Cars were beginning to arrive, at first at intervals, but, as the hour of the play’s beginning approached, in a ceaseless line that made a congestion and rendered the traffic police articulate and occasionally unkind. It was short of the half-hour after eight when Manfred saw Oberzohn’s glistening car in the block, and presently it pulled up before the entrance of the theatre. First Joan and then Monty Newton alighted and passed out of view.
Gonsalez thought he had never seen the girl looking quite as radiantly pretty. She had the colouring and the shape of youth, and though the more fastidious might object to her daring toilette, the most cantankerous could not cavil at the pleasing effect.
“It is a great pity,”—Leon spoke in Spanish—“a thousand pities! I have the same feeling when I see a perfect block of marble placed in the hands of a tombstone-maker to be mangled into ugliness!”

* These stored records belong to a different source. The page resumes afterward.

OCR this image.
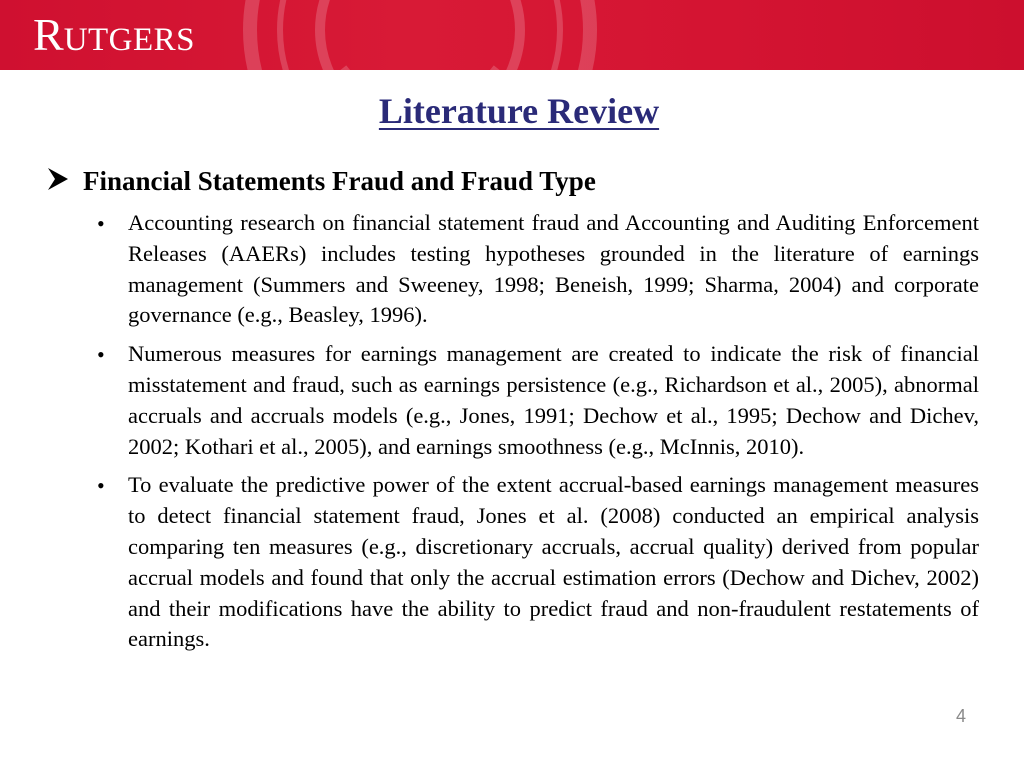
RUTGERS
Literature Review
Financial Statements Fraud and Fraud Type
• Accounting research on financial statement fraud and Accounting and Auditing Enforcement Releases (AAERs) includes testing hypotheses grounded in the literature of earnings management (Summers and Sweeney, 1998; Beneish, 1999; Sharma, 2004) and corporate governance (e.g., Beasley, 1996).
• Numerous measures for earnings management are created to indicate the risk of financial misstatement and fraud, such as earnings persistence (e.g., Richardson et al., 2005), abnormal accruals and accruals models (e.g., Jones, 1991; Dechow et al., 1995; Dechow and Dichev, 2002; Kothari et al., 2005), and earnings smoothness (e.g., McInnis, 2010).
• To evaluate the predictive power of the extent accrual-based earnings management measures to detect financial statement fraud, Jones et al. (2008) conducted an empirical analysis comparing ten measures (e.g., discretionary accruals, accrual quality) derived from popular accrual models and found that only the accrual estimation errors (Dechow and Dichev, 2002) and their modifications have the ability to predict fraud and non-fraudulent restatements of earnings.
4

Manfred put out his hand and drew him back into the shadow. A cab was dropping the lame man. He got out with the aid of a linkman, paid the driver, and limped into the vestibule. It was not a remarkable coincidence: the gentleman had evidently come from Mero’s, and as all London was flocking to the drama, there was little that was odd in finding him here. They saw that he went up into the dress-circle, and later, when they took their places in the stalls, Leon, glancing up, saw the pale, bearded face and noted that he occupied the end seat of the front row.
“I’ve met that man somewhere,” he said, irritated. “Nothing annoys me worse than to forget, not a face, but where I have seen it!”
Did Gurther but know, he had achieved the height of his ambition: he had twice passed under the keen scrutiny of the cleverest detectives in the world, and had remained unrecognized.